It was a bet I knew I would win.
Now don't get the impression that I promote gambling in my seventh-grade CCD class. We spend most of our time talking about morality and how to form our consciences, how to keep the Commandments and live the Beatitudes. In my experience, gambling doesn't come up very often.
But one night one of my students said, "You know in the Bible where it says Adam and Eve are white? Well…"
I cut him off. "What do you mean? It doesn't say that in the Bible."
"Yeah, it does," he insisted. Several other heads nodded in assent.
So, I did it. "I'll give you a $100 if you can show me where it says in the Bible that Adam and Eve are white."
It is every religious educator's dream to have her students hungrily thumb through Scripture, seeking out information. This was not quite that scenario. My students were trying to win a hundred bucks and prove to me that our first parents were of a certain race.
I realize, of course, that this wasn't really about the bet. It was much deeper than that. It was about something very fundamental: race. Our identity. Our ability to identify with others because of our likenesses. And my students wanted Adam and Eve to be white. They wanted to identify with them.
This wasn't the first time, as a teacher, I'd come up against this. One time, a few years back, I substituted for a high-school religious education class. Near the end of class, I asked if anyone had any questions. A young African-American man raised his hand and asked, "Was Jesus white?'
Come to find out the previous summer this seventeen-year-old boy had been told by a Christian camp counselor that Jesus was white. In the mind of the young man before me, the message was that Jesus was now "off-limits," "not like me," "other."
I have to tell you: I'm not exactly the leading candidate for race relations and Church teaching. I'm a 40-something white mom, living in small-town, mainly-white America. It doesn't seem like I would have first-hand experience with race relations.

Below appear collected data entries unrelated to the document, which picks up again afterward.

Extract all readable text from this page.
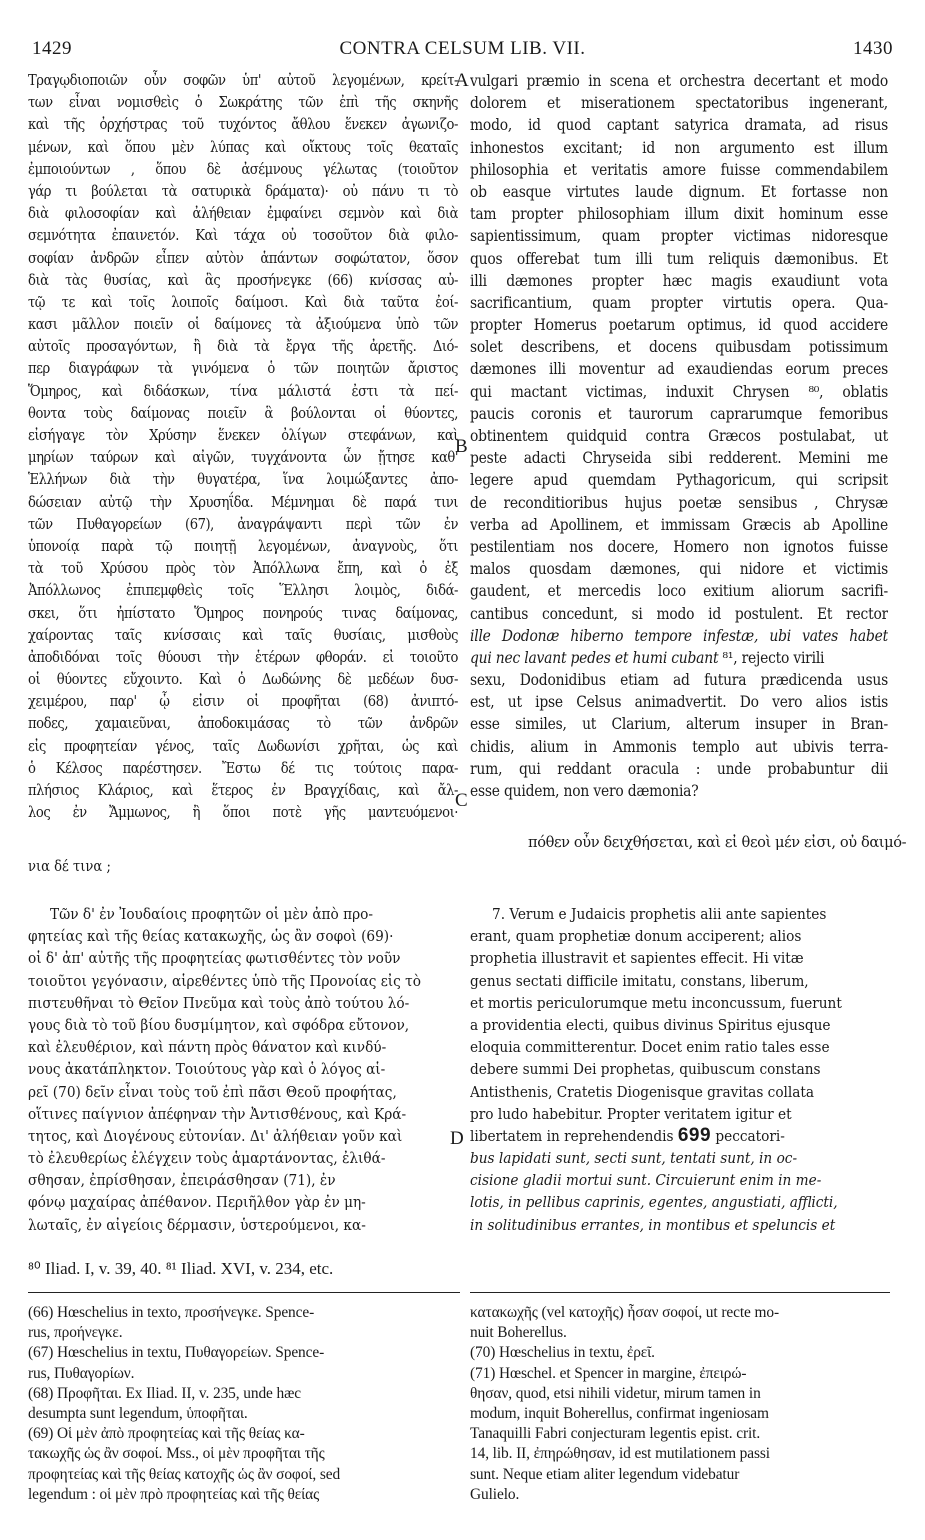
1429	CONTRA CELSUM LIB. VII.	1430
A
B
C
D
Τραγῳδιοποιῶν οὖν σοφῶν ὑπ' αὐτοῦ λεγομένων, κρείτ-
των εἶναι νομισθεὶς ὁ Σωκράτης τῶν ἐπὶ τῆς σκηνῆς
καὶ τῆς ὀρχήστρας τοῦ τυχόντος ἄθλου ἕνεκεν ἀγωνιζο-
μένων, καὶ ὅπου μὲν λύπας καὶ οἴκτους τοῖς θεαταῖς
ἐμποιούντων , ὅπου δὲ ἀσέμνους γέλωτας (τοιοῦτον
γάρ τι βούλεται τὰ σατυρικὰ δράματα)· οὐ πάνυ τι τὸ
διὰ φιλοσοφίαν καὶ ἀλήθειαν ἐμφαίνει σεμνὸν καὶ διὰ
σεμνότητα ἐπαινετόν. Καὶ τάχα οὐ τοσοῦτον διὰ φιλο-
σοφίαν ἀνδρῶν εἶπεν αὐτὸν ἁπάντων σοφώτατον, ὅσον
διὰ τὰς θυσίας, καὶ ἃς προσήνεγκε (66) κνίσσας αὐ-
τῷ τε καὶ τοῖς λοιποῖς δαίμοσι. Καὶ διὰ ταῦτα ἐοί-
κασι μᾶλλον ποιεῖν οἱ δαίμονες τὰ ἀξιούμενα ὑπὸ τῶν
αὐτοῖς προσαγόντων, ἢ διὰ τὰ ἔργα τῆς ἀρετῆς. Διό-
περ διαγράφων τὰ γινόμενα ὁ τῶν ποιητῶν ἄριστος
Ὅμηρος, καὶ διδάσκων, τίνα μάλιστά ἐστι τὰ πεί-
θοντα τοὺς δαίμονας ποιεῖν ἃ βούλονται οἱ θύοντες,
εἰσήγαγε τὸν Χρύσην ἕνεκεν ὀλίγων στεφάνων, καὶ
μηρίων ταύρων καὶ αἰγῶν, τυγχάνοντα ὧν ᾔτησε καθ'
Ἑλλήνων διὰ τὴν θυγατέρα, ἵνα λοιμώξαντες ἀπο-
δώσειαν αὐτῷ τὴν Χρυσηΐδα. Μέμνημαι δὲ παρά τινι
τῶν Πυθαγορείων (67), ἀναγράψαντι περὶ τῶν ἐν
ὑπονοίᾳ παρὰ τῷ ποιητῇ λεγομένων, ἀναγνοὺς, ὅτι
τὰ τοῦ Χρύσου πρὸς τὸν Ἀπόλλωνα ἔπη, καὶ ὁ ἐξ
Ἀπόλλωνος ἐπιπεμφθεὶς τοῖς Ἕλλησι λοιμὸς, διδά-
σκει, ὅτι ἠπίστατο Ὅμηρος πονηρούς τινας δαίμονας,
χαίροντας ταῖς κνίσσαις καὶ ταῖς θυσίαις, μισθοὺς
ἀποδιδόναι τοῖς θύουσι τὴν ἑτέρων φθοράν. εἰ τοιοῦτο
οἱ θύοντες εὔχοιντο. Καὶ ὁ Δωδώνης δὲ μεδέων δυσ-
χειμέρου, παρ' ᾧ εἰσιν οἱ προφῆται (68) ἀνιπτό-
ποδες, χαμαιεῦναι, ἀποδοκιμάσας τὸ τῶν ἀνδρῶν
εἰς προφητείαν γένος, ταῖς Δωδωνίσι χρῆται, ὡς καὶ
ὁ Κέλσος παρέστησεν. Ἔστω δέ τις τούτοις παρα-
πλήσιος Κλάριος, καὶ ἕτερος ἐν Βραγχίδαις, καὶ ἄλ-
λος ἐν Ἄμμωνος, ἢ ὅποι ποτὲ γῆς μαντευόμενοι·
vulgari præmio in scena et orchestra decertant et modo
dolorem et miserationem spectatoribus ingenerant,
modo, id quod captant satyrica dramata, ad risus
inhonestos excitant; id non argumento est illum
philosophia et veritatis amore fuisse commendabilem
ob easque virtutes laude dignum. Et fortasse non
tam propter philosophiam illum dixit hominum esse
sapientissimum, quam propter victimas nidoresque
quos offerebat tum illi tum reliquis dæmonibus. Et
illi dæmones propter hæc magis exaudiunt vota
sacrificantium, quam propter virtutis opera. Qua-
propter Homerus poetarum optimus, id quod accidere
solet describens, et docens quibusdam potissimum
dæmones illi moventur ad exaudiendas eorum preces
qui mactant victimas, induxit Chrysen ⁸⁰, oblatis
paucis coronis et taurorum caprarumque femoribus
obtinentem quidquid contra Græcos postulabat, ut
peste adacti Chryseida sibi redderent. Memini me
legere apud quemdam Pythagoricum, qui scripsit
de reconditioribus hujus poetæ sensibus , Chrysæ
verba ad Apollinem, et immissam Græcis ab Apolline
pestilentiam nos docere, Homero non ignotos fuisse
malos quosdam dæmones, qui nidore et victimis
gaudent, et mercedis loco exitium aliorum sacrifi-
cantibus concedunt, si modo id postulent. Et rector
ille Dodonæ hiberno tempore infestæ, ubi vates habet
qui nec lavant pedes et humi cubant ⁸¹, rejecto virili
sexu, Dodonidibus etiam ad futura prædicenda usus
est, ut ipse Celsus animadvertit. Do vero alios istis
esse similes, ut Clarium, alterum insuper in Bran-
chidis, alium in Ammonis templo aut ubivis terra-
rum, qui reddant oracula : unde probabuntur dii
esse quidem, non vero dæmonia?
πόθεν οὖν δειχθήσεται, καὶ εἰ θεοὶ μέν εἰσι, οὐ δαιμό-
νια δέ τινα ;
Τῶν δ' ἐν Ἰουδαίοις προφητῶν οἱ μὲν ἀπὸ προ-
φητείας καὶ τῆς θείας κατακωχῆς, ὡς ἂν σοφοὶ (69)·
οἱ δ' ἀπ' αὐτῆς τῆς προφητείας φωτισθέντες τὸν νοῦν
τοιοῦτοι γεγόνασιν, αἱρεθέντες ὑπὸ τῆς Προνοίας εἰς τὸ
πιστευθῆναι τὸ Θεῖον Πνεῦμα καὶ τοὺς ἀπὸ τούτου λό-
γους διὰ τὸ τοῦ βίου δυσμίμητον, καὶ σφόδρα εὔτονον,
καὶ ἐλευθέριον, καὶ πάντη πρὸς θάνατον καὶ κινδύ-
νους ἀκατάπληκτον. Τοιούτους γὰρ καὶ ὁ λόγος αἱ-
ρεῖ (70) δεῖν εἶναι τοὺς τοῦ ἐπὶ πᾶσι Θεοῦ προφήτας,
οἵτινες παίγνιον ἀπέφηναν τὴν Ἀντισθένους, καὶ Κρά-
τητος, καὶ Διογένους εὐτονίαν. Δι' ἀλήθειαν γοῦν καὶ
τὸ ἐλευθερίως ἐλέγχειν τοὺς ἁμαρτάνοντας, ἐλιθά-
σθησαν, ἐπρίσθησαν, ἐπειράσθησαν (71), ἐν
φόνῳ μαχαίρας ἀπέθανον. Περιῆλθον γὰρ ἐν μη-
λωταῖς, ἐν αἰγείοις δέρμασιν, ὑστερούμενοι, κα-
7. Verum e Judaicis prophetis alii ante sapientes
erant, quam prophetiæ donum acciperent; alios
prophetia illustravit et sapientes effecit. Hi vitæ
genus sectati difficile imitatu, constans, liberum,
et mortis periculorumque metu inconcussum, fuerunt
a providentia electi, quibus divinus Spiritus ejusque
eloquia committerentur. Docet enim ratio tales esse
debere summi Dei prophetas, quibuscum constans
Antisthenis, Cratetis Diogenisque gravitas collata
pro ludo habebitur. Propter veritatem igitur et
libertatem in reprehendendis 699 peccatori-
bus lapidati sunt, secti sunt, tentati sunt, in oc-
cisione gladii mortui sunt. Circuierunt enim in me-
lotis, in pellibus caprinis, egentes, angustiati, afflicti,
in solitudinibus errantes, in montibus et speluncis et
⁸⁰ Iliad. I, v. 39, 40. ⁸¹ Iliad. XVI, v. 234, etc.
(66) Hœschelius in texto, προσήνεγκε. Spence-
rus, προήνεγκε.
(67) Hœschelius in textu, Πυθαγορείων. Spence-
rus, Πυθαγορίων.
(68) Προφῆται. Ex Iliad. II, v. 235, unde hæc
desumpta sunt legendum, ὑποφῆται.
(69) Οἱ μὲν ἀπὸ προφητείας καὶ τῆς θείας κα-
τακωχῆς ὡς ἂν σοφοί. Mss., οἱ μὲν προφῆται τῆς
προφητείας καὶ τῆς θείας κατοχῆς ὡς ἂν σοφοί, sed
legendum : οἱ μὲν πρὸ προφητείας καὶ τῆς θείας
κατακωχῆς (vel κατοχῆς) ἦσαν σοφοί, ut recte mo-
nuit Boherellus.
(70) Hœschelius in textu, ἐρεῖ.
(71) Hœschel. et Spencer in margine, ἐπειρώ-
θησαν, quod, etsi nihili videtur, mirum tamen in
modum, inquit Boherellus, confirmat ingeniosam
Tanaquilli Fabri conjecturam legentis epist. crit.
14, lib. II, ἐπηρώθησαν, id est mutilationem passi
sunt. Neque etiam aliter legendum videbatur
Gulielo.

But I do. I have an adopted son who is African-American and a sister (also adopted) who is Hispanic. Our family tree has a lot of different-colored leaves. I know what it is like to hear the sting of, "Oh, then she's not your real sister" or "So he's not your real son." Imagine being told, "Christ is not like you. He's not really for you."
For many of us, the Catholic Church is white. Our statues of Mary are a fair-skinned blonde lady, our fellow parishioners look like us and God is an old white guy with a flowing beard.
Of course, most of us know that none of this is accurate. But we go on with it, because it appeals to our sense of who we are and who God should be. Yet in these subtle ways, we are teaching our children that Christ is not like many people. And that is why my seventh-grader assumed that the Bible said Adam and Eve were white. (Yes, they thought Jesus was white, too.)
What's the lesson here? You can't have that statue of Mary in your house? No, but consider this. Do you ever contemplate Jesus as any other race than yours? Have you ever appreciated art depicting the Madonna and child as African-American, Asian, Native American, or any other culture than our own? Is it difficult for you to imagine? Why?
Are we made in God's image, or do we make Him in ours? I suspect we all believe the former, and we all do a bit of the latter. To make ourselves more comfortable, we diminish God the Father, God the Son (and all His creation).
I didn't have to pay out the $100, of course. We did, though, have a great class discussion on what's in the Bible, on depictions of biblical figures in art, and on why any of this matters. It matters, of course, because we are made in His image, and that image is larger and more grand than we usually think. Just ask my seventh-graders.